12月24日、X’masイブですが、皆様は楽しい一時をお過ごしでしょうか?

私は、日本障がい者サッカー連盟主催の「インクルーシブフットボールフェスタ」に参加いたしました。

 

切断障害、脳性麻痺、精神障害、電動車椅子、視覚障害、聴覚障害の7つの障がい者サッカー競技団体が1つになり設立されたこの連盟ですが、今日はその中でもアンプティサッカー(切断障害)、ブラインドサッカー(視覚障害)、電動車椅子サッカーの体験会でした。

 

アンプティサッカーは思ってた以上に運動量があり、サッカー部のメンバーも根をあげる始末。

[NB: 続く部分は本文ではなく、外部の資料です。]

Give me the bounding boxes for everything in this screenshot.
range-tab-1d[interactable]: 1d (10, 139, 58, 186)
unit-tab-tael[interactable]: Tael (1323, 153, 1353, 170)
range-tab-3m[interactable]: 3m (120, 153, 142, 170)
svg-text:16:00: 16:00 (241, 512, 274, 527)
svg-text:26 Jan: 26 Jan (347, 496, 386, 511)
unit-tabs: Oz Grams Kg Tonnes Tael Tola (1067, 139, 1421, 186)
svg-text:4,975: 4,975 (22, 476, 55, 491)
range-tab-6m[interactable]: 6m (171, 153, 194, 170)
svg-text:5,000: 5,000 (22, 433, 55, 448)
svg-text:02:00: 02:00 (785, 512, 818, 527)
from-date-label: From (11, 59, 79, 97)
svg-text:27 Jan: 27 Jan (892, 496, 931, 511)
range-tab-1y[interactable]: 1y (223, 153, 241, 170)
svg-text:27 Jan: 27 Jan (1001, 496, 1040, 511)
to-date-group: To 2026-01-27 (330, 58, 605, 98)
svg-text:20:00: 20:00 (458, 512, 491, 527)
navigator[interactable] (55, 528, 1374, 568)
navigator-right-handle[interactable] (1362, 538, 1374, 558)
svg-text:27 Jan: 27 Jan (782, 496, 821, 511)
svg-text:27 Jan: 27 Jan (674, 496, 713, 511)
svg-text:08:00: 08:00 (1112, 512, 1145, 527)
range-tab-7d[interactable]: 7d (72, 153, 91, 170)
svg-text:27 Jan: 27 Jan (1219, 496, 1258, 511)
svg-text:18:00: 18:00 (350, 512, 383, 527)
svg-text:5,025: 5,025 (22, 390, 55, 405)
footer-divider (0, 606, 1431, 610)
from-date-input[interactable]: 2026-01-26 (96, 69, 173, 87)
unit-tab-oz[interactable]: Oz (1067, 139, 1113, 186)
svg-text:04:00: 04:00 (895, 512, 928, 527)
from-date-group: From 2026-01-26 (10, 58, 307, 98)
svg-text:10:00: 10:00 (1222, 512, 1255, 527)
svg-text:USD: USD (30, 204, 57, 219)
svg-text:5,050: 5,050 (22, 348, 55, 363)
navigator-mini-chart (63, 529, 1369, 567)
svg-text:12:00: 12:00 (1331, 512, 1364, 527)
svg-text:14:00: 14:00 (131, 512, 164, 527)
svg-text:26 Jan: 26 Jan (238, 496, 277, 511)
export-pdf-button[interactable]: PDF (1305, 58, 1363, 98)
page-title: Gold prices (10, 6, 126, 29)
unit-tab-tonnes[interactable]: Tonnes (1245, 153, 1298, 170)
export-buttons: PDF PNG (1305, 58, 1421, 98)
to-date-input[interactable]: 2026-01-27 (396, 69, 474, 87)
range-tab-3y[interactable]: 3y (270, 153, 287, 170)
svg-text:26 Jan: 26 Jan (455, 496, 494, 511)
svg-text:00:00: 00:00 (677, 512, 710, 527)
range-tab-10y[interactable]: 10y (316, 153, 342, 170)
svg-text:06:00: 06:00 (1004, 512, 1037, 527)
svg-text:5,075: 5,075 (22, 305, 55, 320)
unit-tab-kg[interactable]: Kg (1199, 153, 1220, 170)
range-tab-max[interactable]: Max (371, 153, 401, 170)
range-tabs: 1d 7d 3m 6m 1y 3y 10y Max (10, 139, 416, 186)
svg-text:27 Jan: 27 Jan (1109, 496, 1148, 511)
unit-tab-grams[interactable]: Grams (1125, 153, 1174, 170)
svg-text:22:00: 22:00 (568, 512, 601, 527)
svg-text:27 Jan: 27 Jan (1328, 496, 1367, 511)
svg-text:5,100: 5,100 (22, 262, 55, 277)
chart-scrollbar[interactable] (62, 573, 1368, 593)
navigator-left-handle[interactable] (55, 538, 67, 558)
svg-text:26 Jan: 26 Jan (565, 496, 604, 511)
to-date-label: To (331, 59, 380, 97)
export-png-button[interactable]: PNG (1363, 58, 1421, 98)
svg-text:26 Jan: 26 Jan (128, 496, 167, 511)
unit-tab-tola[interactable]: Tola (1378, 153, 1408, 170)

日本ではアンプティサッカーは人口も少なく、認知度も低いのですが、一見の価値ありです。

ファンになること間違いなし。

 

電動車椅子は、その操作は容易なのですが、ボールに上手に当てるのが難しいのです。

ボールの大きさは普通の3倍位。

とても重たく足で蹴っているとたちまち痛みが出てきます。

 

ブラインドは、ボールの位置が全く分からず悪戦苦闘。

少年サッカー選手も空振りの連続でした。

 

隣のコートでは、障害の有無に関わらず、子供たちがチームを組み、試合を楽しんでいました。

こんな姿が日本中のどこでも当たり前に見ることが出来る、そんな姿を追い求め、今年も活動してまいりました。

気づくと年末ではないですか…

 

「スポーツを通じ、一人でも多くの方に心のバリアフリーを!」

その一番の願いがX’masイブに叶いました。

選手や子供たちに最高のX’masプレゼントをいただきました。

幸せな時間をありがとうございました!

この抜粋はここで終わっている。